Maintaining a balanced diet is a crucial part of supporting a healthy immune system – you have to do what you can to give your body essential vitamins and minerals from natural food sources like fruits and vegetables. We understand that it isn't always easy to know which foods to focus on, so we decided to take the guesswork out of it by giving you five foods you can easily add in to your diet in place of things you currently eat.

These nutrient-rich food swaps make it easier to eat well and support your immune system function without making drastic changes to your eating habits:

  1. Sweet Potatoes Over White Potatoes
    Sweet potatoes are a great source of beta carotene, a precursor of Vitamin A. Vitamin A helps prevent infection by keeping the lining of your lungs and skin from getting too dry. It also helps build antibodies, which fight pathogens.
  2. Red Bell Peppers Over Green Ones
    Another great source of Vitamin A to help support your immune system. Even better, red bell peppers are an awesome source of Vitamin C too – a solid bang for your immune health buck.
  3. Pick Carrots and Dried Apricots Over Processed Snacks
    More Vitamin A rich options. Notice what all these foods have in common – the orange hue. This is why eating the rainbow is so important. Each color and variation offers new and different nutrients.
  4. Pick Cashews and Walnuts Over Almonds
    Cashews are a great source of zinc, a powerful antioxidant. While walnuts are a great source of B-vitamins, which help produce T-Killer cells. These cells seek out pathogens, like viruses and bacteria, and cause them to implode.
  5. Oranges and Berries Over Apples
    Citrus fruits and berries are two great sources of Vitamin C, which is a powerful antioxidant. So, lean on citrus right now more than your apples and bananas. Then, add berries to your smoothies or oatmeal.

TRY A FEW OF OUR FAVORITE FOODS:

  • Eat Eggs Daily
    Scramble them for breakfast, have them as a snack, or poach them over some potato and brussels sprout hash for dinner. Eggs are loaded in immune supporting vitamins and minerals like Vitamin A, Vitamin E, Vitamin D, Iron, and Zinc.
  • Add Lentils to a Meal Weekly
    Lentils provide the trace minerals iron and zinc. Iron help destroy pathogens and zinc is a powerful antioxidant. They’re also a great source of fiber and easy to cook.
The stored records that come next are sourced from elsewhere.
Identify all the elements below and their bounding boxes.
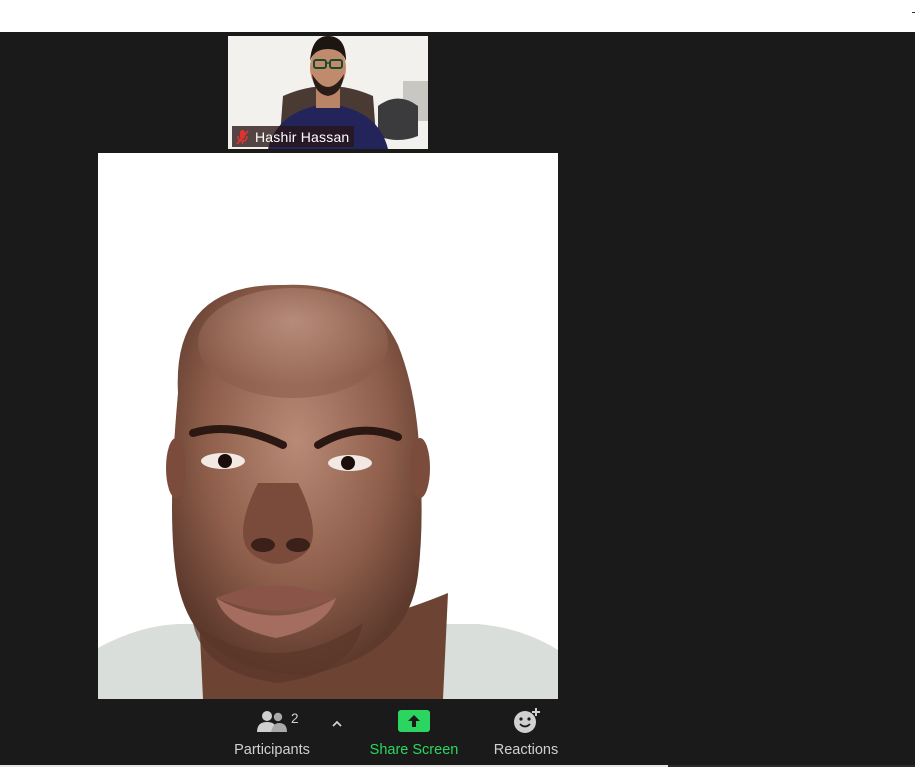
reaction-smiley-icon <box>514 708 540 733</box>
participants-icon <box>257 711 287 732</box>
participants-label: Participants <box>234 742 310 758</box>
participant-thumbnail[interactable]: Hashir Hassan <box>228 36 428 149</box>
participants-button[interactable]: 2 Participants <box>226 700 318 765</box>
window-title-bar <box>0 0 915 32</box>
chevron-up-icon <box>332 720 342 727</box>
share-screen-label: Share Screen <box>369 742 459 758</box>
share-screen-button[interactable]: Share Screen <box>366 700 462 765</box>
participant-name: Hashir Hassan <box>255 128 350 145</box>
mic-muted-icon <box>236 129 249 145</box>
reactions-label: Reactions <box>493 742 559 758</box>
speaker-video-frame <box>98 153 558 699</box>
participants-count: 2 <box>291 711 299 726</box>
share-screen-icon <box>398 710 430 732</box>
participants-menu-caret[interactable] <box>326 712 348 734</box>
participant-name-tag: Hashir Hassan <box>232 126 355 147</box>
reactions-button[interactable]: Reactions <box>490 700 562 765</box>
meeting-toolbar: 2 Participants Share Screen Reactions <box>0 700 915 765</box>
main-speaker-video[interactable] <box>98 153 558 699</box>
All you need is some onion, garlic, vegetable stock, and a can of diced tomatoes and you’re well on your way.
  • Get Animal Protein Regularly
    Lean animal protein is the best source of iron. Iron helps support the immune system by destroying pathogens. Aim for 1-2 palms of lean animal protein like fish, chicken breast, turkey, or top round daily.
  • Eat Dark Leafy Veggies Every Day
    These leafy greens are loaded with vitamins A, B, and C, so find a way to get these these vegetables into your diet daily. Salads don’t need to be your only option – try sautéing into eggs, blending into a smoothie, or adding to a soup.
  • Get Your Vitamin D
    Whether you have a spoonful of Cod liver oil daily, get out in the sun for 15-30min daily, or take a supplement make sure you get you daily dose of Vitamin D. It plays a key role in destroying pathogens that cause infection.

Try a few of our favorite substitutes:

  • Add a Pinch of Celtic Sea Salt to Your Water
    If you are a fan of sports drinks, such as Gatorade or Powerade, you are intaking way too many unnatural sugars and not enough electrolytes in order for your body to recover. Per gallon of water, take a pinch of Celtic Sea Salt and mix it in with your water for 3x the amount of electrolytes as a typical serving of Gatorade, making you more energized and your immune system on alert.